November 13, 1992|By Kerry O'Rourke and Greg Tasker | Kerry O'Rourke and Greg Tasker,Staff Writers

Bucking pressure from developers, the county commissioners yesterday unanimously voted to support a locally drafted law to preserve Carroll's forests.

The decision means that they have accepted the proposed ordinance in principle rather than scrapping it to consider the state law, something local developers had urged them to do.

Under Carroll's proposed law, anyone who disturbs 25,000 square feet or more of land would be required to draft a plan to replace any trees felled during development. It also would require the planting of trees where none previously existed under certain criteria in some zoning classifications, such as agriculture.

The commissioners must submit their proposal to the state by Dec. 31. If approved, the proposal would become law in January.

Commissioner Donald I. Dell, who reluctantly supported the county draft, said, "I would like to vote against either or both plans because this is being shoved down our throats by the state."

Local governments must adopt the state plan or develop one of their own that is at least as stringent. State officials already have given the county conditional approval of the local ordinance.

The commissioners voted yesterday after a brief discussion with staff about differences between the two proposals.

Martin K. P. Hill, a Manchester developer who has been the most visible opponent of the county law, and members of the committee that drafted it were among those who attended the meeting.

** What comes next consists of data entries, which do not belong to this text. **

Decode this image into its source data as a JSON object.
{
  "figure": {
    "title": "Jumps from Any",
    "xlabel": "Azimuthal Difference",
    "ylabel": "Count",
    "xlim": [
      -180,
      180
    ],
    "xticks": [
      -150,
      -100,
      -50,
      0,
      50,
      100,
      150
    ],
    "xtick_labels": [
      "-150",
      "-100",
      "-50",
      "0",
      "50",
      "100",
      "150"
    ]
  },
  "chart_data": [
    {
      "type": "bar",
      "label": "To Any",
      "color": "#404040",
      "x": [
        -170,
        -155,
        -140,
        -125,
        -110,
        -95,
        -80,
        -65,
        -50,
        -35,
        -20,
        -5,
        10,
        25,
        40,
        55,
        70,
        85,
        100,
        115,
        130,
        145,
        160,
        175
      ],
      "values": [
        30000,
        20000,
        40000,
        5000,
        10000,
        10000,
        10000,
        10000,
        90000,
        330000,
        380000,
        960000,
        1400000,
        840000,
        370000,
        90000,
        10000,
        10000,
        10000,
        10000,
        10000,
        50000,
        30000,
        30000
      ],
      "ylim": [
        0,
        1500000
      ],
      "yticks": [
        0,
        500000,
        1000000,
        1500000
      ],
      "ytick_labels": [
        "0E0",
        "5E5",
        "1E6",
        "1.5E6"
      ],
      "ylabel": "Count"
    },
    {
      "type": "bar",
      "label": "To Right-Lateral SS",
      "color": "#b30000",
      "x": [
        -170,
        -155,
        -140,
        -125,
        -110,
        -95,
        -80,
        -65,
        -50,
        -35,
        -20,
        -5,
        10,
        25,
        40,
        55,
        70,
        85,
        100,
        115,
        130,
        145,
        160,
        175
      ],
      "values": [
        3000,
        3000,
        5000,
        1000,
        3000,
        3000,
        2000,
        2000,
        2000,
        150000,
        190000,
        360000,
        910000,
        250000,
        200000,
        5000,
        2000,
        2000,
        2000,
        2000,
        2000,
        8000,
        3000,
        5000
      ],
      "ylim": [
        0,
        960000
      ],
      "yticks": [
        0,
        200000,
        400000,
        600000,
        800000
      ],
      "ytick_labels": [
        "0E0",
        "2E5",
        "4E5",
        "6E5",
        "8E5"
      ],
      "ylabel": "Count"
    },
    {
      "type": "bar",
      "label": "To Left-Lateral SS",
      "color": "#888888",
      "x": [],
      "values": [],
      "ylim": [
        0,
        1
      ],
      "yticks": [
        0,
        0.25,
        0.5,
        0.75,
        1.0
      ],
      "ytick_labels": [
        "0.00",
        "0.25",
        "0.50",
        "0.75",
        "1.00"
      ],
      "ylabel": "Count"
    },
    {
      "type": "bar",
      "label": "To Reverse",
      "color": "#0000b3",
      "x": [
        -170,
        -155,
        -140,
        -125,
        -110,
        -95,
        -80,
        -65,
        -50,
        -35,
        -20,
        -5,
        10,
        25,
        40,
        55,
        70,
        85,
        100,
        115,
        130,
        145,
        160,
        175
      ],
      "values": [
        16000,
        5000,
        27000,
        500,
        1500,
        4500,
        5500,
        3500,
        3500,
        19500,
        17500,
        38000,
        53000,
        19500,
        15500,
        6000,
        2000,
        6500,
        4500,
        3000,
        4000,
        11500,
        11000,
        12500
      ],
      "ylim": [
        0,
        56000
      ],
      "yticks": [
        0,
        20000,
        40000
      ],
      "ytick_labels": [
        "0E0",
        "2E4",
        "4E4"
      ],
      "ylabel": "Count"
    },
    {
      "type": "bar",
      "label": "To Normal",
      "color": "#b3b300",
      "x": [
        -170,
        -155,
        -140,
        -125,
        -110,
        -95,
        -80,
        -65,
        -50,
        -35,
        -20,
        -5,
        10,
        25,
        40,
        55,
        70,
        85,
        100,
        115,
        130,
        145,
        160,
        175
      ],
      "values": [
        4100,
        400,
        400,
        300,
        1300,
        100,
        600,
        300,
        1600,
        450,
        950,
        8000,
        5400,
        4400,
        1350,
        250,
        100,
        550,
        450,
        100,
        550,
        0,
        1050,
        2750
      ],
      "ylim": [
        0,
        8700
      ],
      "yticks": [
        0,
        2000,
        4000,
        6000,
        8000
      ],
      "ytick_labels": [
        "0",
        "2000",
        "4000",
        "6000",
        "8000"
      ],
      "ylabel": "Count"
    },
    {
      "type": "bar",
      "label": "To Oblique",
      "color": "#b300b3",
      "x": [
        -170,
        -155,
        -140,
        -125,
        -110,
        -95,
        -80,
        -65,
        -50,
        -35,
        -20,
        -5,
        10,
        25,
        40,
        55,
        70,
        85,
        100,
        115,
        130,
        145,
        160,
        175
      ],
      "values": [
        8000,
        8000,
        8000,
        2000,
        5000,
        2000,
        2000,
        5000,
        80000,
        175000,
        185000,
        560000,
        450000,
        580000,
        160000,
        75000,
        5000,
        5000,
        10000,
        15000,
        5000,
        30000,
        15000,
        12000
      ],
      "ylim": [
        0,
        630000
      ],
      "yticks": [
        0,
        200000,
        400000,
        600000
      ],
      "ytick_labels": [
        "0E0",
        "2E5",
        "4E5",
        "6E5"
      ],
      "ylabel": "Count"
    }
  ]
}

Earlier, only Commissioner Elmer C. Lippy said that he supported the local law. The other commissioners said that they were undecided.

Mr. Hill, Carroll's largest developer, said yesterday that, even though he pushed for the county to adopt the state law, he was satisfied with the county law.

"What has finally evolved with the county plan is so similar, I don't have a problem with the county plan. It's night and day from what was originally proposed," he said.

County staffers determined that the county plan was more stringent than the state's in certain cases and less stringent in others.

For example, in the Parrish Park development in South Carroll, the county law would require developers to plant 3 acres of trees for 3 acres cleared during development.

Under that area's zoning classification -- half-acre residential lots -- the county would require 1 acre of trees to be planted for each acre cleared. The state requires only one quarter-acre to be planted for each acre cleared.

The Carroll ordinance would not apply to projects for which construction drawings have been accepted for approval by the county by Dec. 31.

Mr. Dell expressed several concerns with the county ordinance, including the inventorying of certain sizes of trees before development, off-site reforestation efforts and the effect the law might have on efforts to attract new businesses to Carroll.

Michelle Ostrander, assistant county attorney, said that the state and Carroll laws have the same thresholds for reforestation and aforestation in industrial and commercially zoned sites. Aforestation is planting trees where none exist.

After the vote, Mr. Dell expressed appreciation to Frank Grabowski, who chaired the committee that drafted the ordinance, to others for their help and to Mr. Hill for his input.

Although supporters of the county law raised concerns about Mr. Hill's influence, Mr. Dell said that he appreciated the Manchester developer's comments and added that Mr. Hill contributed "knowledge that none of us seemed to have."

"It's important in how we run the government. It's to the benefit of everyone," Mr. Dell said.

The commissioners and their staff conceded that the county law, once adopted and implemented, is likely to need fine-tuning.

"How soon after it's adopted can we make changes?" Commissioner Julia W. Gouge asked.

Mr. Lippy warned, "It's a complex issue. I submit that we don't flood this plan with a whole gamut of amendments."